New frontier: BP
BP eyes ultra-deep offshore oil
UK supermajor BP will be able to determine in two years how much more oil it can produce from the Lower Tertiary trend in the US gulf, executive Neil Shaw said.
"We think it holds really great potential, but it's going to be very difficult," said Shaw.
There have been promising discoveries by several companies, but first on the list for BP is Kaskida, in 5860 feet (1786 metres) of water 250 miles (400 kilometres) southwest of New Orleans.
The August 2006 find is the biggest to date in the Lower Tertiary with at least 3 billion barrels of oil in place, Shaw said, and now it is time to show how big a producer it can be.
In 2011, BP plans a pioneering "frac" of the oil-bearing formation more than 26,000 feet under the seafloor.
Teams will pump in massive amounts of fluids to fracture the rock, hoping to boost flow rates, Shaw said.
"It's not just about Kaskida. It's going to give us a huge amount of knowledge and learning actually for the rest of the Paleogene (Lower Tertiary)," Shaw told Reuters.

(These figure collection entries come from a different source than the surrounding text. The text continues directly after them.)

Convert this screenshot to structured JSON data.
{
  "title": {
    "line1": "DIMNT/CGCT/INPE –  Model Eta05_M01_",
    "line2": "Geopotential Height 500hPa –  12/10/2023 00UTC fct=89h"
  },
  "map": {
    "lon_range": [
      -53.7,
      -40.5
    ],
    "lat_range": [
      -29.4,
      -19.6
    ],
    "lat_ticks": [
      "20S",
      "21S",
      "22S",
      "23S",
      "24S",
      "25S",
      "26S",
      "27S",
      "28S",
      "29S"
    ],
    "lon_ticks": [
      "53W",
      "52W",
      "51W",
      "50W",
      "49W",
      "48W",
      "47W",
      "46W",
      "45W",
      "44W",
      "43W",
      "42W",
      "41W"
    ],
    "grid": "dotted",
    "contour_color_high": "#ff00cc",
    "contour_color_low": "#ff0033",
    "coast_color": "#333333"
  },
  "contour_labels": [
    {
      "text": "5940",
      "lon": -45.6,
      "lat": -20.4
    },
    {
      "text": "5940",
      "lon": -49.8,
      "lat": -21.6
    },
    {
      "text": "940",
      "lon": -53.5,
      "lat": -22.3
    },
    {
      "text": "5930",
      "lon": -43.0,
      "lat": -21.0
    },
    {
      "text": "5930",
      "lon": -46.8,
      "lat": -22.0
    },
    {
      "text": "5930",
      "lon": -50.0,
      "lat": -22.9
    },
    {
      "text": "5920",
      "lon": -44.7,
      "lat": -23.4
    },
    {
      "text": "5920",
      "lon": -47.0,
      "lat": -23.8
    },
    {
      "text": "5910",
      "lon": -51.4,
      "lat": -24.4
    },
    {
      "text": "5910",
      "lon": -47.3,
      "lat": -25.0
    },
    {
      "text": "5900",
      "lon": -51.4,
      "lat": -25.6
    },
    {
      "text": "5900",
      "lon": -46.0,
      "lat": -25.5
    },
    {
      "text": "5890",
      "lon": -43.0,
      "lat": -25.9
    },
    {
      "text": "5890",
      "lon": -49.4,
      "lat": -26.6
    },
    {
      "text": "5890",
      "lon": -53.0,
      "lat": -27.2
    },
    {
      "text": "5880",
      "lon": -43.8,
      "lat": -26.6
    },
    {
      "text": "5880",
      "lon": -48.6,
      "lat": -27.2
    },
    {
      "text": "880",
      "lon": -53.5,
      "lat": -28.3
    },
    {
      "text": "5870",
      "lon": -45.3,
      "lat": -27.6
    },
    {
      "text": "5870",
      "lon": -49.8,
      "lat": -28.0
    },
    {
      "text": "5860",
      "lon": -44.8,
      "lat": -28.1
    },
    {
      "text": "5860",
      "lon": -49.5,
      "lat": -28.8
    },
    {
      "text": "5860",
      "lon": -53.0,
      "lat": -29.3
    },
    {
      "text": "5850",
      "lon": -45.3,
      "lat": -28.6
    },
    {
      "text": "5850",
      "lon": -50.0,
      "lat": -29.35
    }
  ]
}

The risk is not small, but succeeding on the frontier requires expecting unforeseen problems and then working persistently to overcome them, Shaw said.
"One way I think about this is, if I look back at when we discovered Thunder Horse in 1999, we did not have the technology to develop Thunder Horse, and here we are 10 years later, it's onstream. It's performing very well," he said.
Thunder Horse was delayed three years by a hurricane and then by technical problems, is now producing 300,000 barrels of oil equivalent per day.
Shaw's ultimate goal is to drive BP's net output in the Gulf to at least 450,000 boed and keep it there, up from 200,000 boed in 2000.
Going beyond that depends largely on success in the ultra deep and the costs and technical challenges mean only the biggest companies will be able to compete, Shaw predicted.
"A lot of companies will not be successful," he said.
"It'll be interesting over the next couple of years who stays with it and who basically makes a choice of, 'Too difficult,'" he said.